I’m not sure why I had never taken this idea into consideration before, but at that exact moment, it spoke volumes to me. I had put so much pressure on myself to be good at that job, that position and I was letting my success in that small, insignificant position in my life define my value. Clearly, my vision had been a little cloudy and that simple notion that my mom put in my head lifted an incredible amount of pressure off of me. It allowed me to look at the situation differently. I didn’t have to be good at the job, and I definitely didn’t have to be great. I just had to learn from the experience.

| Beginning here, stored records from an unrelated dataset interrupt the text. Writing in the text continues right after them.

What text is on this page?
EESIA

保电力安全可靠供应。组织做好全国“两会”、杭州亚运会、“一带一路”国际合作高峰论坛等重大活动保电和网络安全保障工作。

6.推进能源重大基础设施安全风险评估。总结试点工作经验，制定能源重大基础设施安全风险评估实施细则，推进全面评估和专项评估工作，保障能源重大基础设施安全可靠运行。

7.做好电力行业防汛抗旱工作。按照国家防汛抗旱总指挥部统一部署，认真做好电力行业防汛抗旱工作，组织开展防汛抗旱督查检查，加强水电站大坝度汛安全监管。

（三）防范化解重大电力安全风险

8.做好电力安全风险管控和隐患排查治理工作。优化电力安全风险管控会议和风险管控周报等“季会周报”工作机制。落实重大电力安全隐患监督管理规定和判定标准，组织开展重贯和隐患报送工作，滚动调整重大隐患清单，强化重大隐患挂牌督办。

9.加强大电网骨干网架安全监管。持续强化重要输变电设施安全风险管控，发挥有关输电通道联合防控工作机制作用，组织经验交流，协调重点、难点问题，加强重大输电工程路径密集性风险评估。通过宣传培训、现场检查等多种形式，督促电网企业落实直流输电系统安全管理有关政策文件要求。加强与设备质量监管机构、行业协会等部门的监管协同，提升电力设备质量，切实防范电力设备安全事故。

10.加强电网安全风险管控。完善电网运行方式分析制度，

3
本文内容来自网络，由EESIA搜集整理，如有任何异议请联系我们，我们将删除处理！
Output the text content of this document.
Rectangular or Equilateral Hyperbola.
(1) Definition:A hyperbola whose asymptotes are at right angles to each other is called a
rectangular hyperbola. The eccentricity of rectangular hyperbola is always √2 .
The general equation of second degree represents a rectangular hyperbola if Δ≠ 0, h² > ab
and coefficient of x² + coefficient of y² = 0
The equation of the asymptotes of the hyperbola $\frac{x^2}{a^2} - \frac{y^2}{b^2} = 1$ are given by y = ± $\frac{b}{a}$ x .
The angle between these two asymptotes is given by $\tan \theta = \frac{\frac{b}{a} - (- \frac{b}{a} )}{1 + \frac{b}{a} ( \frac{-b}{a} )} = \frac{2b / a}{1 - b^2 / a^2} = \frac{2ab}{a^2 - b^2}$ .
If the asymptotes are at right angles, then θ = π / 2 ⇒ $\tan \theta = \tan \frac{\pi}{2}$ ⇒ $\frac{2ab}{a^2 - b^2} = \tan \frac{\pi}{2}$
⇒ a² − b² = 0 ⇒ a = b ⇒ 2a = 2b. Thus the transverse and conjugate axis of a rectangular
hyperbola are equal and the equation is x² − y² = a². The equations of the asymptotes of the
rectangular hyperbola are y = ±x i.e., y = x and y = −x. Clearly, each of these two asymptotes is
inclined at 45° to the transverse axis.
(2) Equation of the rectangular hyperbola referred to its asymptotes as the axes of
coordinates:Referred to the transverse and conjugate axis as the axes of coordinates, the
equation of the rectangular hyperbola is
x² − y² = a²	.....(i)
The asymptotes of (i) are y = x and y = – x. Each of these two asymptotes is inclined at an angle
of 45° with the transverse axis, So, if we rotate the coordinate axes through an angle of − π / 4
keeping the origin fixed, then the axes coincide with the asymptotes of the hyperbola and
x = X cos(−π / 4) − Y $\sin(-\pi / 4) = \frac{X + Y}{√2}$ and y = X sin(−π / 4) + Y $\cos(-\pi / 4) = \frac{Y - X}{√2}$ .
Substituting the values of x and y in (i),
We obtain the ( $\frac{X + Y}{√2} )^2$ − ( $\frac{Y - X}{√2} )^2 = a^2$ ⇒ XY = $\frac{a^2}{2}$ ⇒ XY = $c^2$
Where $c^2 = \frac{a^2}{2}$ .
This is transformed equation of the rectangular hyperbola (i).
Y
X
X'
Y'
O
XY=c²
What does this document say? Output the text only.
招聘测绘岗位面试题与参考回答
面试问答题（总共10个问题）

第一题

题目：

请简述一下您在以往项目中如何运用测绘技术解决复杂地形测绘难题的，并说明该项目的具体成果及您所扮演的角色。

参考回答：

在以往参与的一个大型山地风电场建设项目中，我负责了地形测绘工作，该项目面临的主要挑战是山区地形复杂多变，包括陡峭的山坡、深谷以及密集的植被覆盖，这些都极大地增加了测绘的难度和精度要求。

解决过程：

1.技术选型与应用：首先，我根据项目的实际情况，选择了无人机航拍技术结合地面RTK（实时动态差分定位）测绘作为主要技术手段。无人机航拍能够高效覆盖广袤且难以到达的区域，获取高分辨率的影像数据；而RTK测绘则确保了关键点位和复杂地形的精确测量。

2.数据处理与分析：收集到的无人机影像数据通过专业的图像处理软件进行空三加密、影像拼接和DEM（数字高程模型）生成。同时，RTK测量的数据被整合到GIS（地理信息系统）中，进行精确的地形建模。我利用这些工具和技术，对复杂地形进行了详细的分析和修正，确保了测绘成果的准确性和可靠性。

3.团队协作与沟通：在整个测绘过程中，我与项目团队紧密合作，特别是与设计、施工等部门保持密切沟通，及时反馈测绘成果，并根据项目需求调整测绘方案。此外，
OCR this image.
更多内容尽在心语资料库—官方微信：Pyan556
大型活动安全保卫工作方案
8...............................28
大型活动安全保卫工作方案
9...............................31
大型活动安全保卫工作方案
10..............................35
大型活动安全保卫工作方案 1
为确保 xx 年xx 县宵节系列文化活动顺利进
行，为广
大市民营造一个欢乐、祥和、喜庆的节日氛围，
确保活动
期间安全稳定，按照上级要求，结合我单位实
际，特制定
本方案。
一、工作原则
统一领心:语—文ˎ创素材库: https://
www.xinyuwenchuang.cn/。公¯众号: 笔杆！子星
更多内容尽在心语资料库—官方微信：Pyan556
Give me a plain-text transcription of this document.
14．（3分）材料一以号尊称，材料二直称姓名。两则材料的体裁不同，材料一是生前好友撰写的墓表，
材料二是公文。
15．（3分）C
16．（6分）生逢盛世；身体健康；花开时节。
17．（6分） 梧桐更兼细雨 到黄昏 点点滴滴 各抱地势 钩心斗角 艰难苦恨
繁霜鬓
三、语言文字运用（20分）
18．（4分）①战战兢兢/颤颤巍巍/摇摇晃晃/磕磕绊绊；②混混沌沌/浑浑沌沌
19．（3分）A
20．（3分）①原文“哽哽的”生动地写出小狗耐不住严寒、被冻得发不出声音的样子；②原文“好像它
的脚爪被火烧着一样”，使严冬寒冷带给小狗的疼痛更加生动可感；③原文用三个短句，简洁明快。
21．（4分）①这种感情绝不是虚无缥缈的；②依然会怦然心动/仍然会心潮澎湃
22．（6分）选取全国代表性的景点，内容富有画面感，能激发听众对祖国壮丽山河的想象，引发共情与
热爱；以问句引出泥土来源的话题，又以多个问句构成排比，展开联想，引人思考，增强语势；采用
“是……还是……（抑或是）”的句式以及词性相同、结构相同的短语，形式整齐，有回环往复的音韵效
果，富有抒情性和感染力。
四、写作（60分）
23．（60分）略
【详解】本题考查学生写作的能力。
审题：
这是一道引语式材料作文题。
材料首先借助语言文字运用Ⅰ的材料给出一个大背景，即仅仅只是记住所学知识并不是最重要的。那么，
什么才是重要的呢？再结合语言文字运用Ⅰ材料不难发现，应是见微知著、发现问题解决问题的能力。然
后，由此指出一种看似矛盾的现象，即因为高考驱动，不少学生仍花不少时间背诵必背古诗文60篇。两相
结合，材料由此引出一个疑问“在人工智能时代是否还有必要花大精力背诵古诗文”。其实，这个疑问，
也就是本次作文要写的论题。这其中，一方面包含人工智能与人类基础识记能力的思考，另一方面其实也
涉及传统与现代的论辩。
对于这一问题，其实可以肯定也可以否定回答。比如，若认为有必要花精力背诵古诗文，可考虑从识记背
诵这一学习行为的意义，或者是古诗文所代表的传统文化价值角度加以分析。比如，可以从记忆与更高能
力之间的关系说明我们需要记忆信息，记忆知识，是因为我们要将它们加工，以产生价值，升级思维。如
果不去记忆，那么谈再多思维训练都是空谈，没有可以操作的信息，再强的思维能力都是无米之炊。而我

I think this is incredibly in line with how I quickly learned to look at every other aspect of life. This simple change in perspective allowed me to go after things I wanted in life with all the will I had in me, but without the incredible stress and immense pressure. It is okay to go to incredible lengths when you really want something, but not for a fear of failing. Failing at something doesn’t mean you are a horrible person, it means you tried and it just wasn’t your thing. The important thing is that you tried, and as long as you learn from the experience, the time you spent trying is NEVER wasted.
If there is one 4-letter word that that still to this day makes me cringe, it is “FAIL.” I have never been able to accept failure; it simply was never an option for me. I hate feeling like I let someone down but even worse than the feeling of letting others down was feeling like I let myself down. I think this theme is a fairly common one among us #TwentySomethings. We want to do so well at everything we try our hands at, but it’s just not always the right fit for us. The difference is all a matter of perspective. You don’t have to think of it as “failing” and get down on yourself with all that negative connotation. When something just doesn’t work the way you wanted it to, you have another option of what you take out of that experience. So in case you missed it, the secret is out: It’s totally okay to fail at something, as long as you learn from it.
This is what I like to call Failing Forward.